The housing market from Rhode Island to Miami and up to Seattle is bad -- improving-- but still bad. In the midst of the worst housing downturn in seventy years, a lot of homeowners have learned that moving up to a better home just isn't an option right now. Their alternative is to make the home that they have a better place for them to live. So they're remodeling.

From ripping out old kitchens and baths to making the tough and costly decision to add on a room, homeowners are rolling up their sleeves and building their own dream home right where they are. But while many homeowners are remodeling, not enough of them are doing so to keep earnings at the country's largest do-it-yourself superstores climbing. Six weeks ago, The Home Depot reported a drop in earnings and so did Lowes.

More importantly, however than how well the big stores are doing, is what are homeowners doing when they're remodeling their places top-to-bottom.

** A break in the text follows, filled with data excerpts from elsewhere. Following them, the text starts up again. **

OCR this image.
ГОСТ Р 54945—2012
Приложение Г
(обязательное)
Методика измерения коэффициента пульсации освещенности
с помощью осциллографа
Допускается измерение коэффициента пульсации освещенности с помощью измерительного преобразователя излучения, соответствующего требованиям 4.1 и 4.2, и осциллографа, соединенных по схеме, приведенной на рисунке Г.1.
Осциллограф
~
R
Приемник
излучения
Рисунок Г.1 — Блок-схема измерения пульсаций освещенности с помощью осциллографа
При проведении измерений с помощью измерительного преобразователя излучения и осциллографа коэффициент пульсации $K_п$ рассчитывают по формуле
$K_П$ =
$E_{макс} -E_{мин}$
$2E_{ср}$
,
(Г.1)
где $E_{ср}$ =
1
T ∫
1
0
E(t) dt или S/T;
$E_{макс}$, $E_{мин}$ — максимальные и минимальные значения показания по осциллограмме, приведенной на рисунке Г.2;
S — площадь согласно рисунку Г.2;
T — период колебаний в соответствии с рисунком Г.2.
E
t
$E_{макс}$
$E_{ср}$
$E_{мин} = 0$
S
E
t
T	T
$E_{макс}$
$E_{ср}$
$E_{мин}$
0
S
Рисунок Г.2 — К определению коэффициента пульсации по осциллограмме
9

I hope that they're recycling. As a kid I remember a buddy and I scoring big time stuff for our clubhouse from the curbside trash of neighbors. I especially remember the carpet remnant we dragged through the woods to our very own Fortress of Solitude. I remember because when we started a fire in an old cast iron pot -- we wouldn't think of just starting a fire without protection -- we forgot that the heat would pass through the pot and start burning our precious red shag carpet. We survived and tossed the burnt rug into the trash along with miles and miles and tons and tons of other old, worn carpet from everyone else's homes.

That doesn't have to be the case today: homeowners can choose to recycle carpet. The Carpet America Recovery Effort (CARE -- yes, overused and corny, but it works) is a national association committed to keeping old carpet out of landfills and directing it to be reused. There's a carpet recovery/recycling company here in Northern VA. According to the CARE website, the organization and its partners have diverted more than 1.3 billion tons of carpet from America's landfills. That's a lot of shag!

Put another way, by diverting and recycling the carpet into other uses, CARE and the homeowners that choose to go this route have helped reduce greenhouse gas emissions by 238,000 tons or about the equivalent of two million barrels of oil.

The fact is there are opportunities for all of us to do something with our garbage that is better than letting it pile up in a landfill somewhere. So when you're remodeling your home or doing just about anything, think about how what you're doing can be done with a green theme. You'll like the result and our grandchildren will too.